Когда началась война, мне было неполных 7 лет… 7 лет мне исполнилось 28 июля 1941 г. И в первый же месяц войны я была изувечена… еще до дня рождения…
Воспоминания
Воспоминанья хлынули лавиной…
Они способны раздавить меня.
Война, блокада, страхи и болезни,
Берггольц, бомбежки, лютая зима…
Подружка по блокадной коммуналке,
Огрызки довоенных карандашей…
И на дрова поломанные стулья,
Вода, к утру замерзшая в ковше.
Стихи и сводки, голос Левитана…
Смерть бабушки и наш истошный крик…
Буржуйка, кипяток… истерзанный младенец…
В углу у бабушки печальный Божий Лик…
125 святых, бесценных граммов
Святого Хлеба… очередь за ним…
Вода из грязного растопленного снега
И похожденья долгие за ним…
Постель холодная и комната без света.
И мышь голодная без страха… на столе…
«Тарелка» репродуктора на стенке
И светомаскировка на окне.
Стук метронома жесткий и тревожный,
И вой сирены, и смертельной страх…
И мама неестественно худая,
И тетя Ксенья в стареньких очках…
Собачий суп и варево из клея,
Украденные карточки на Хлеб…
И одиночества тягучие недели.
На грани смерти мой голодный бред…
Машина, Ладога, кругом вода, теплушка,
Болезнь мамы… стук колес и… вши…
И госпиталь — плавучие палаты,
И боль чужая, смерть… и вопль Души.
Нет, и детей война не пощадила.
Нас повзрослеть заставила нужда.
Я стала малолетнею старухой…
Все видела… все знала… все могла…
Воспоминанья хлынули лавиной,
Они способны раздавить меня…
И вспоминать не хочется блокаду —
Все снова пропускать через себя…
Память
Я меньше взрослых помню о блокаде,
Но и о малом тяжко вспоминать…
Мы пухли с голода и мерзли в сорок первом…

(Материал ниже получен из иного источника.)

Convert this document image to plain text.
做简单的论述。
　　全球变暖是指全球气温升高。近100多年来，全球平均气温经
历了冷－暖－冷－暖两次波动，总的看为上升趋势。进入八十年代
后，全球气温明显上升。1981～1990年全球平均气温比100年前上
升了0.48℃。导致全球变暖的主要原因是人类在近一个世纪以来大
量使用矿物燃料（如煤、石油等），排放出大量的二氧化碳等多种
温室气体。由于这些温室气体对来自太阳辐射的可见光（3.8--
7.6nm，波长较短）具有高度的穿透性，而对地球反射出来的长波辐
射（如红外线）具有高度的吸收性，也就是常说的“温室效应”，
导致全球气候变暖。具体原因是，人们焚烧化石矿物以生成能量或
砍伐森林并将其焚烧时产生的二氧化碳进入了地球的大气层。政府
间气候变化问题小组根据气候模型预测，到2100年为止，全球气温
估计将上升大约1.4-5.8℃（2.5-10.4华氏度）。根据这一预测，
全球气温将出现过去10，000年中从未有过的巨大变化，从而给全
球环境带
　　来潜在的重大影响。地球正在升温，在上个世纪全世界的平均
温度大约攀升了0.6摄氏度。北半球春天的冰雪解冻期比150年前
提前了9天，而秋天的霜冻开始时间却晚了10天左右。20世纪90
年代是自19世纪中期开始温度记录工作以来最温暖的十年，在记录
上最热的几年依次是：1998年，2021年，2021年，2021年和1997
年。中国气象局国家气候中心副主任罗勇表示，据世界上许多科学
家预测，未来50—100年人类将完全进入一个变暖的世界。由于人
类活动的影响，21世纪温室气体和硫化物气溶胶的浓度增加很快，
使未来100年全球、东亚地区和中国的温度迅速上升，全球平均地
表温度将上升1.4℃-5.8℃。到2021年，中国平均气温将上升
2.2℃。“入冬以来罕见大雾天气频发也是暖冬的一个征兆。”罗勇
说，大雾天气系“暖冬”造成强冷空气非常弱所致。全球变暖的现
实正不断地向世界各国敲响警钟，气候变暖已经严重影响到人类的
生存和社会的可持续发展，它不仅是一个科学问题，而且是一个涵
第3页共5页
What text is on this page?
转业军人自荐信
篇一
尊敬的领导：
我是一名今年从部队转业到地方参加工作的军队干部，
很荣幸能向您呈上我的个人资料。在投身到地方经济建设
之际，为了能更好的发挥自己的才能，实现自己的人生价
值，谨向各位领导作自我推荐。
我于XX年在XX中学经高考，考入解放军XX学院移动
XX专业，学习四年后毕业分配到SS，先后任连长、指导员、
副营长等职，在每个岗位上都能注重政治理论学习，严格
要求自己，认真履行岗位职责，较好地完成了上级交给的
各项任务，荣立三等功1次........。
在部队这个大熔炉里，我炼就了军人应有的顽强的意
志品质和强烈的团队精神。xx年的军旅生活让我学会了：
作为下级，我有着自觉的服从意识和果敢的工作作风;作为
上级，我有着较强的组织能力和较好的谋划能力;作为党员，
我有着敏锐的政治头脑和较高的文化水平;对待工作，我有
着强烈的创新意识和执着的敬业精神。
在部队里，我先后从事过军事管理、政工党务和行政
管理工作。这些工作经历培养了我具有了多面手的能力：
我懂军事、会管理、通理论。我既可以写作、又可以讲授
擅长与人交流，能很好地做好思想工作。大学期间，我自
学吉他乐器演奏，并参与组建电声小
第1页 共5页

Возможно ль страх словами передать…
Он был неузнаваемый, мой город,
Продрогший и голодный, как и все.
За ним, как и за мною, гнался голод,
И смерть держала нас на поводке.
Как одиноко в ледяной постели
Пережидала я тягучесть дня,
А метроном все щелкал в изголовьи,
За каплей капля, голову долбя.
Или вещал эфир в голодный разум,
Как в чью-то честь был дан обед в Кремле…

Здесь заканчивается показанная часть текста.